Por: Rodolfo Varela
La afirmación de que la democracia en América Latina está en peligro a causa de gobiernos de “izquierda” refleja una desilusión cada vez más evidente entre los pueblos. No es un secreto: muchos de esos gobiernos que se autoproclaman herederos de las luchas sociales han terminado preocupados más por enriquecer a sus cúpulas que por responder a las demandas históricas de justicia, igualdad y dignidad. Y esa traición, más que la ideología en sí, es lo que corroe las bases democráticas de la región.
La diversidad que no debemos ignorar
No todos los gobiernos de izquierda en América Latina son iguales. Existen experiencias moderadas y pragmáticas, como en Chile o Colombia, donde al menos se busca avanzar en consensos, enfrentar el cambio climático y redistribuir la riqueza con límites institucionales. Pero también existen los casos vergonzosos de Venezuela y Nicaragua, donde el autoritarismo, la represión y el clientelismo político destruyeron cualquier rastro de democracia.
Generalizar sería injusto, pero cerrar los ojos frente a las imposturas sería aún peor.
La manipulación del concepto de “izquierda”
En nuestra región, las etiquetas “izquierda” y “derecha” hace tiempo se volvieron herramientas propagandísticas más que categorías ideológicas. Lo que debería ser un proyecto de emancipación social, de defensa de los pobres y marginados, ha sido convertido en un escudo discursivo para justificar la corrupción, el nepotismo y la persecución de opositores.
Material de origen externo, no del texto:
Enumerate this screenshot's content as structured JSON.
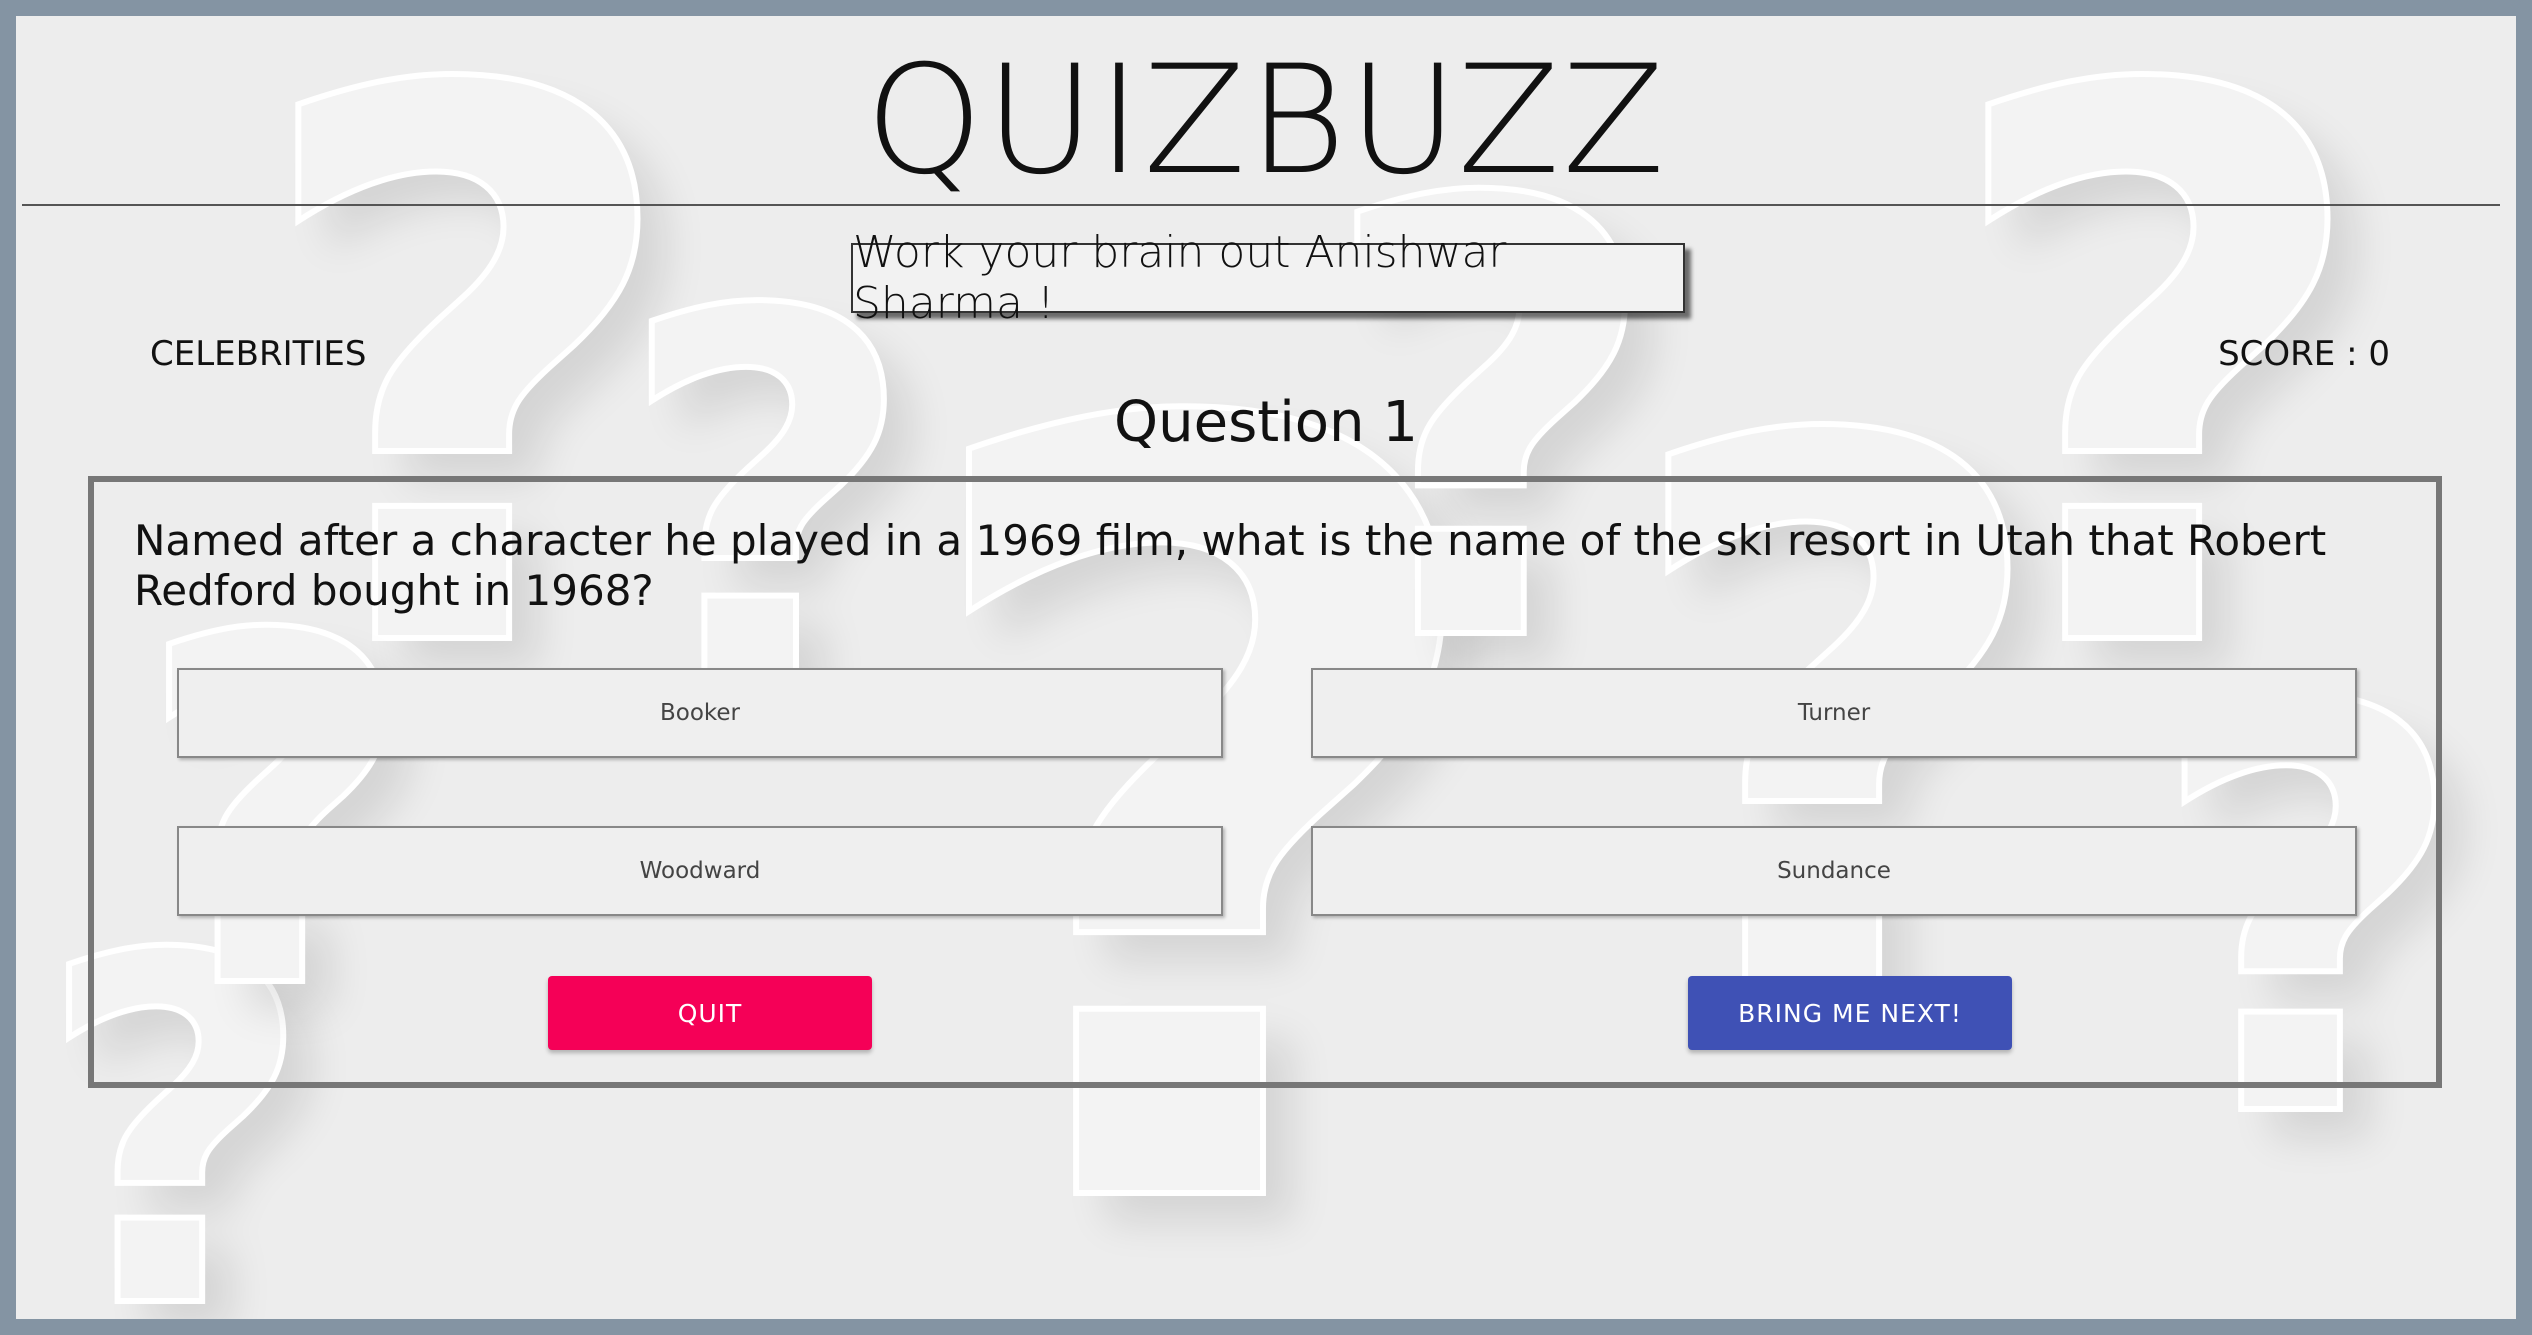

Una verdadera izquierda se mide en cómo respeta la institucionalidad democrática, no en cómo manipula la historia o los símbolos.
Democracia y desencanto
El desencanto con la democracia en América Latina es real. Pero no se debe solo al fracaso de gobiernos “progresistas”; también obedece a factores estructurales: desigualdad brutal, corrupción enquistada, sistemas judiciales que se extralimitan o se politizan, bajo crecimiento económico y promesas incumplidas que cansaron a la gente.
Lo peligroso es que, frente a esa frustración, amplios sectores comiencen a ver el autoritarismo como alternativa. Ese camino ya lo conocemos, y siempre termina en más represión y pobreza.
La dictadura judicial: el nuevo rostro del autoritarismo
Hoy asistimos a una maniobra todavía más peligrosa: gobiernos de esta “nueva izquierda” utilizan los poderes judiciales como arma de sometimiento. A través de fallos selectivos, persecuciones judiciales y un control creciente de los tribunales, se consolida una dictadura judicial que aparenta legalidad pero en realidad restringe libertades, criminaliza la disidencia y debilita la democracia. No es el pueblo quien controla a la justicia; es la justicia politizada la que se convierte en instrumento del poder.
Medios y artistas al servicio del engaño
La maquinaria del poder no se limita a lo judicial. Estos gobiernos también se valen de los medios de comunicación comprados, que repiten consignas oficiales en lugar de informar, y de artistas inescrupulosos que, aprovechando su popularidad, confunden al pueblo con discursos fabricados y campañas pagadas con dinero público. La propaganda disfrazada de cultura es otro rostro del autoritarismo: una manera de manipular conciencias mientras se derrochan recursos que deberían servir al bien común.
Una vieja izquierda no se engaña
Yo hablo desde la vieja izquierda, la que conoció el costo de luchar por la justicia social y sufrió en carne propia la represión de las dictaduras militares. Esa izquierda nunca confundió el poder con el privilegio. Por eso sostengo que la amenaza actual no es “la izquierda” como idea, sino esos gobiernos deshonestos y mentirosos que usurpan el nombre para enriquecerse, perpetuarse y ahora incluso manipular la justicia, los medios y la cultura para mantenerse en el poder.
La salida posible
La solución no radica en descartar una opción ideológica, sino en fortalecer las instituciones democráticas, exigir rendición de cuentas, promover la participación ciudadana y enfrentar de verdad las causas profundas de la insatisfacción social. Sin instituciones sólidas, sin justicia independiente y sin una prensa libre, todo discurso de izquierda —o de derecha— se convierte en fachada.